言葉は無かったが、それが同意だとユウはすんなりと受け止められた。
「……かぃ、が、……く。ぃっ……て」
「で、でも、師範……」
「行きっ……な、さい!」
力は無い手で獪岳の胸を押す。
声を無理矢理出した所為で、また口からごぼりと血が出た。
「ご、めん……って、…………っ、たぇ……て、くれ、る?」
「…………っ、はいっ……必ずっ」
獪岳はゆっくりとユウから手を離し、ユウと自分の刀を持って走り去る。
やはり、黒死牟は獪岳を殺さず、ずっとユウを見ていた。
ただの気まぐれかもしれないが、そのお陰で最後に巻き込んでしまった子を守れたならそれで良い。

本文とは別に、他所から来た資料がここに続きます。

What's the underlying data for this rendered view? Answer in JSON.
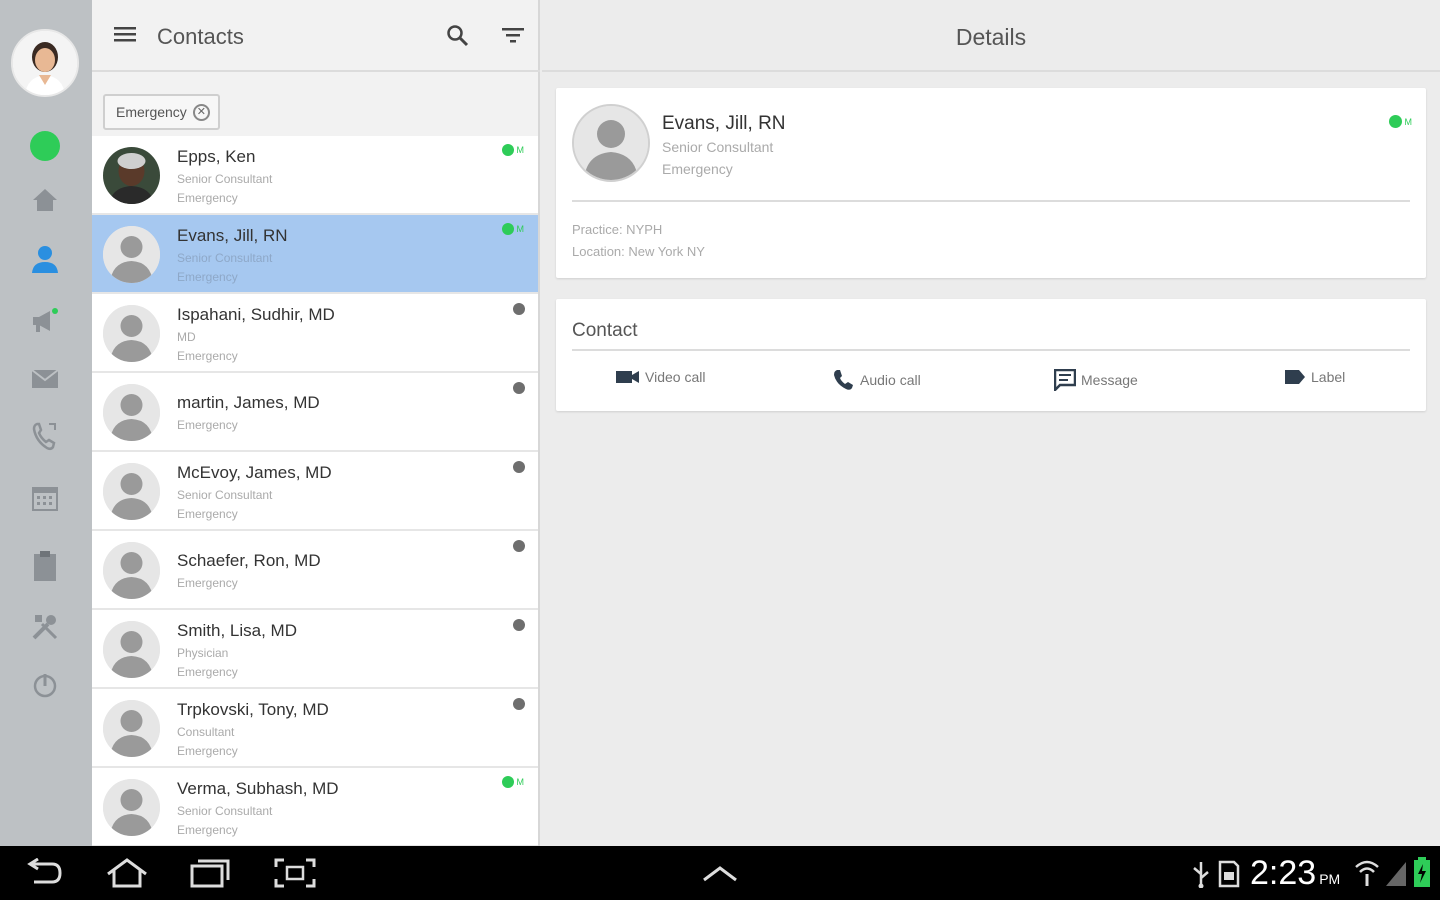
{
  "rail": {
    "presence_color": "#2ecc58",
    "icons": [
      "home-icon",
      "contacts-icon",
      "broadcast-icon",
      "mail-icon",
      "call-history-icon",
      "calendar-icon",
      "clipboard-icon",
      "tools-icon",
      "power-icon"
    ]
  },
  "contacts_header": {
    "title": "Contacts"
  },
  "filter_chip": {
    "label": "Emergency"
  },
  "contacts": [
    {
      "name": "Epps, Ken",
      "line1": "Senior Consultant",
      "line2": "Emergency",
      "presence": "online",
      "presence_label": "M",
      "photo": "real"
    },
    {
      "name": "Evans, Jill, RN",
      "line1": "Senior Consultant",
      "line2": "Emergency",
      "presence": "online",
      "presence_label": "M",
      "selected": true
    },
    {
      "name": "Ispahani, Sudhir, MD",
      "line1": "MD",
      "line2": "Emergency",
      "presence": "offline"
    },
    {
      "name": "martin, James, MD",
      "line1": "Emergency",
      "line2": "",
      "presence": "offline"
    },
    {
      "name": "McEvoy, James, MD",
      "line1": "Senior Consultant",
      "line2": "Emergency",
      "presence": "offline"
    },
    {
      "name": "Schaefer, Ron, MD",
      "line1": "Emergency",
      "line2": "",
      "presence": "offline"
    },
    {
      "name": "Smith, Lisa, MD",
      "line1": "Physician",
      "line2": "Emergency",
      "presence": "offline"
    },
    {
      "name": "Trpkovski, Tony, MD",
      "line1": "Consultant",
      "line2": "Emergency",
      "presence": "offline"
    },
    {
      "name": "Verma, Subhash, MD",
      "line1": "Senior Consultant",
      "line2": "Emergency",
      "presence": "online",
      "presence_label": "M"
    }
  ],
  "details_header": {
    "title": "Details"
  },
  "profile": {
    "name": "Evans, Jill, RN",
    "role": "Senior Consultant",
    "department": "Emergency",
    "presence_label": "M",
    "practice": "Practice: NYPH",
    "location": "Location: New York NY"
  },
  "contact_card": {
    "heading": "Contact",
    "actions": [
      {
        "label": "Video call",
        "icon": "video-icon"
      },
      {
        "label": "Audio call",
        "icon": "phone-icon"
      },
      {
        "label": "Message",
        "icon": "message-icon"
      },
      {
        "label": "Label",
        "icon": "label-icon"
      }
    ]
  },
  "system_bar": {
    "time": "2:23",
    "ampm": "PM"
  },
  "colors": {
    "selected_row": "#a6c8f0",
    "online": "#2ecc58",
    "accent": "#2a8fe0"
  }
}
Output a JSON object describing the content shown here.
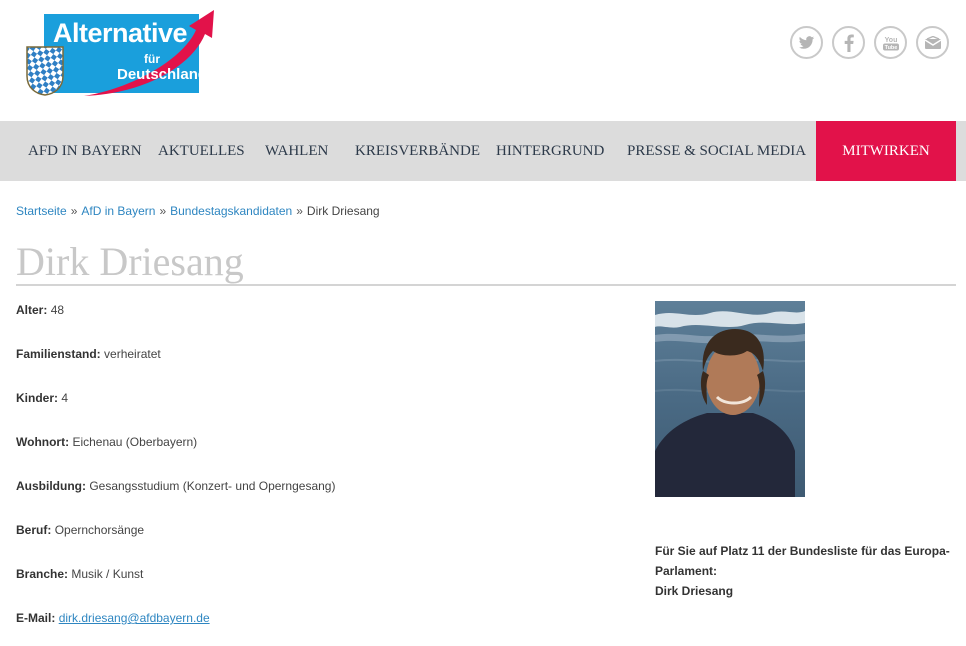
{
  "brand": {
    "word": "Alternative",
    "fuer": "für",
    "de": "Deutschland",
    "colors": {
      "blue": "#1a9fdc",
      "red": "#e2124a",
      "nav_bg": "#dcdcdc"
    }
  },
  "social": [
    {
      "name": "twitter",
      "icon": "twitter-bird-icon"
    },
    {
      "name": "facebook",
      "icon": "facebook-f-icon"
    },
    {
      "name": "youtube",
      "icon": "youtube-icon",
      "label": "You Tube"
    },
    {
      "name": "newsletter",
      "icon": "envelope-icon"
    }
  ],
  "nav": {
    "items": [
      "AFD IN BAYERN",
      "AKTUELLES",
      "WAHLEN",
      "KREISVERBÄNDE",
      "HINTERGRUND",
      "PRESSE & SOCIAL MEDIA"
    ],
    "cta": "MITWIRKEN"
  },
  "breadcrumb": {
    "items": [
      "Startseite",
      "AfD in Bayern",
      "Bundestagskandidaten"
    ],
    "sep": "»",
    "current": "Dirk Driesang"
  },
  "page_title": "Dirk Driesang",
  "profile": {
    "rows": [
      {
        "label": "Alter:",
        "value": "48"
      },
      {
        "label": "Familienstand:",
        "value": "verheiratet"
      },
      {
        "label": "Kinder:",
        "value": "4"
      },
      {
        "label": "Wohnort:",
        "value": "Eichenau (Oberbayern)"
      },
      {
        "label": "Ausbildung:",
        "value": "Gesangsstudium (Konzert- und Operngesang)"
      },
      {
        "label": "Beruf:",
        "value": "Opernchorsänge"
      },
      {
        "label": "Branche:",
        "value": "Musik / Kunst"
      },
      {
        "label": "E-Mail:",
        "value": "dirk.driesang@afdbayern.de"
      }
    ]
  },
  "caption": {
    "line1": "Für Sie auf Platz 11 der Bundesliste für das Europa-Parlament:",
    "line2": "Dirk Driesang"
  }
}
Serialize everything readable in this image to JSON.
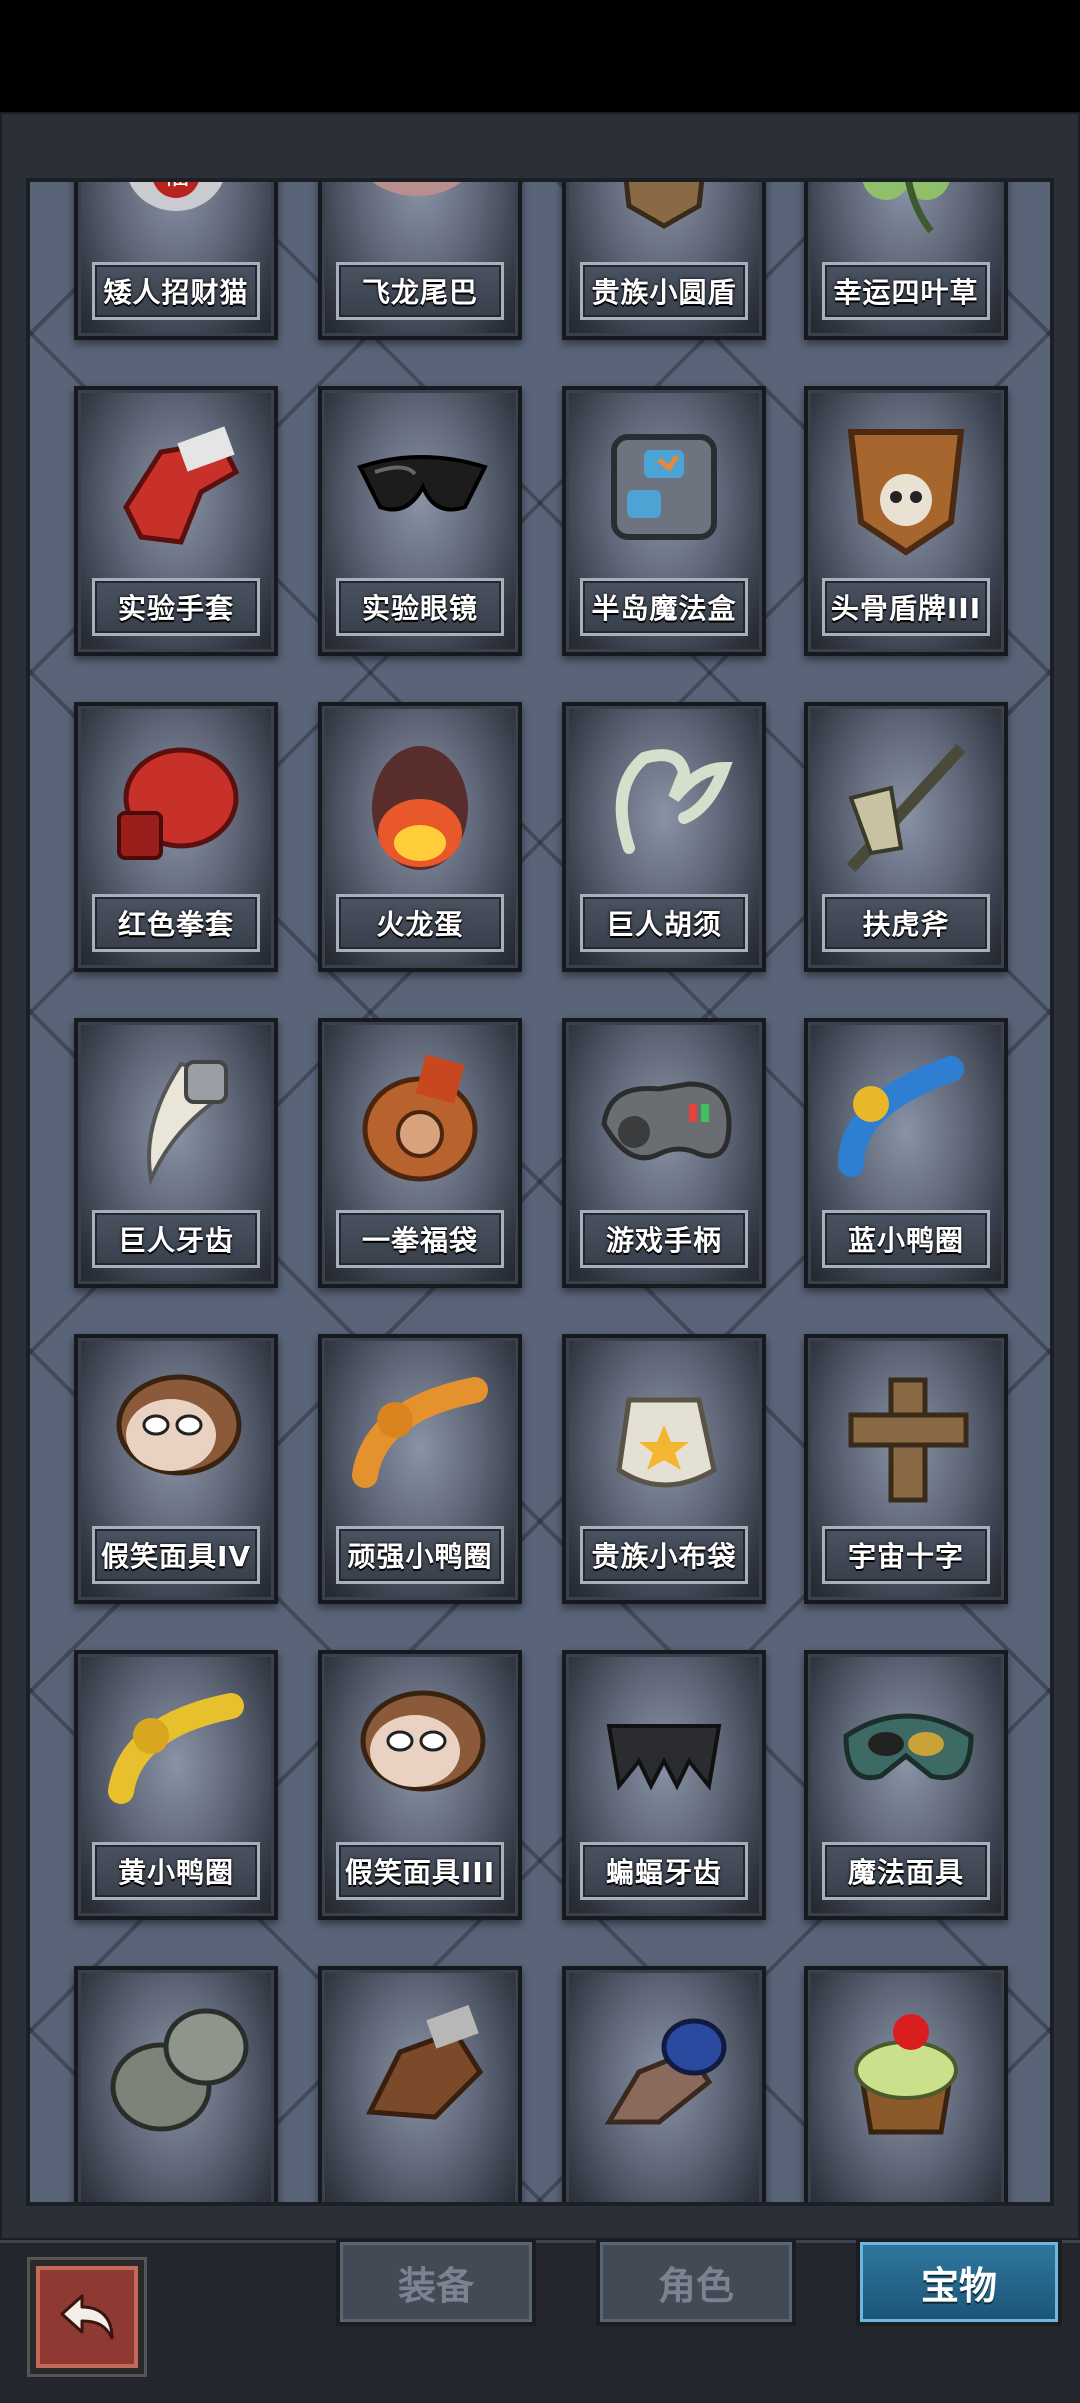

「…………強い剣士程、鬼となるには時間がかかる……。私は丸三日かかった。呼吸が使える者を鬼とする場合、あの方からの血も多く頂戴せねばならぬ。そして稀に……鬼とならぬ体質の者も存在するが、お前は……どうだろうな」
「……な、んだ」
黒死牟が自身の手に爪を食い込ませ、傷をつける。
ぼたぼたとユウの手へと血が溜まった。
「"私、は……鬼には、なり、ま……せん"」
「……そうか。まぁお前の意思がどうであれ、これは有難き血だ。一滴たりとて零すこと罷り成らぬ。零した時は……お前と逃げた彼奴の首と胴は泣き別れだ」
痛む体に鞭を打ち、ユウはゆっくりと血を口元へ運ぶ。
瞬間、全身から血が噴き出す様な、痛みが体を襲う。先程まで声が出なかった筈なのに、唸り声がユウの口から出る。
「鬼となった暁には、人間を食べ、強くなれ。……お前ならそのうち番号を貰えるやもしれぬ」
ユウが血を全て呑んだのを確認した後、黒死牟は踵を返す。
「……まぁ、元身内に殺される事のない様に精々励め。面倒は見ない」
地面と靴が擦れる音を聞きながらユウの意識は途切れた。